The countries scrutinised are Pakistan, Bangladesh, South Korea, the Philippines, Thailand, and Uzbekistan, Ecuador, Canada, Peru, Guatemala, Chile; Portugal and Algeria and Egypt.
Several individual estimates are completely new including:
- The rate and number of fungal keratitis in Pakistan and Egypt – 44/100,000 and 14/100,000 or 80,500 and 11,550 cases respectively annually,
- 1.5 million Portuguese develop a cutaneous fungal infection each year,
- A high prevalence of chronic pulmonary aspergillosis in Bangladesh (48/100,000 – 20,720 affected) and in South Korea (22.4/100,000 – 10,750 affected) because of high TB rates,
- High rates of candidaemia in Pakistan and Thailand with 21 and 14/100,000 infected or 38,750 and 8,650 patients respectively each year,
- More disseminated histoplasmosis than cryptococcal meningitis in AIDS in Ecuador, with 1,100 cases,
- Very high rates of fungal asthma in Canada, with over 300/100,000 affected,
Professor David Denning of the University of Manchester and Global Action Fund for Fungal Infections (GAFFI) stated: “Having started this program of country by country estimates of the number of people affected by serious fungal diseases in 2012, we have now published 43 peer-reviewed papers and another 25 abstracts covering 5.6 billion people. We have applied similar methods for each country, and identified numerous key gaps in knowledge. I am very grateful to my many co-authors who have made so many key contributions to get this far.”
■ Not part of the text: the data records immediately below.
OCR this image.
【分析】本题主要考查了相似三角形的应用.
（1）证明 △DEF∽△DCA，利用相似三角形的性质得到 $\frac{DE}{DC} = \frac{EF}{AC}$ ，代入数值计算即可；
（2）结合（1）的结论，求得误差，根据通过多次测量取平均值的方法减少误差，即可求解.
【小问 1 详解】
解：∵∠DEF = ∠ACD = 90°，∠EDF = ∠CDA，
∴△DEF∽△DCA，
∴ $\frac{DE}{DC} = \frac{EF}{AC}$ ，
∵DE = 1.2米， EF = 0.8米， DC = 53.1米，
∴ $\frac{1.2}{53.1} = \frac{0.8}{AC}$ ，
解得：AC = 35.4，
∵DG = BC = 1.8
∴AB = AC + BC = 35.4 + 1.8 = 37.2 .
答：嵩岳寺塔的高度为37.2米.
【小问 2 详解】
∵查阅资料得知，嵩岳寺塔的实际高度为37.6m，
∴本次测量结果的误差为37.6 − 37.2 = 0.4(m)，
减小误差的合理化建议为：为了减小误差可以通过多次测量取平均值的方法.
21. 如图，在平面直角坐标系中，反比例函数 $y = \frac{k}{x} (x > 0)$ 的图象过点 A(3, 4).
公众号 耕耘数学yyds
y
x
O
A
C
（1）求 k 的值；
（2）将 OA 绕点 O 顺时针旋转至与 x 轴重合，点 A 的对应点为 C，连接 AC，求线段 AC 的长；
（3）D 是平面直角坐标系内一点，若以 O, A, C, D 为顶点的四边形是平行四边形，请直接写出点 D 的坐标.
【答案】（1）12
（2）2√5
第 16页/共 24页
Fungal diseases have been generally neglected by public health in most countries and the global health community. Denning also penned an editorial entitled: “Calling all Public Health Mycologists” to emphasise the many missed opportunities to address the estimated 1.6 million deaths from fungal disease annually, and the >300 million affected by serious fungal diseases.
The burden estimates published utilised similar methodology developed as part of the LIFE program [LIFE-Worldwide.org] in all papers. The largest burdens are always recurrent vulvovaginal candidiasis and ‘fungal asthma’ (ABPA and SAFS). AIDS and TB related disease reflect the burdens these problems in each country and how well HIV is treated. Several countries from South America and South East Asia have substantial problems with endemic fungal diseases.
A key goal for the Global Action Fund for Fungal Infections (GAFFI) is to document the burden of fungal disease across the world. These papers are an important public contribution to that policy objective.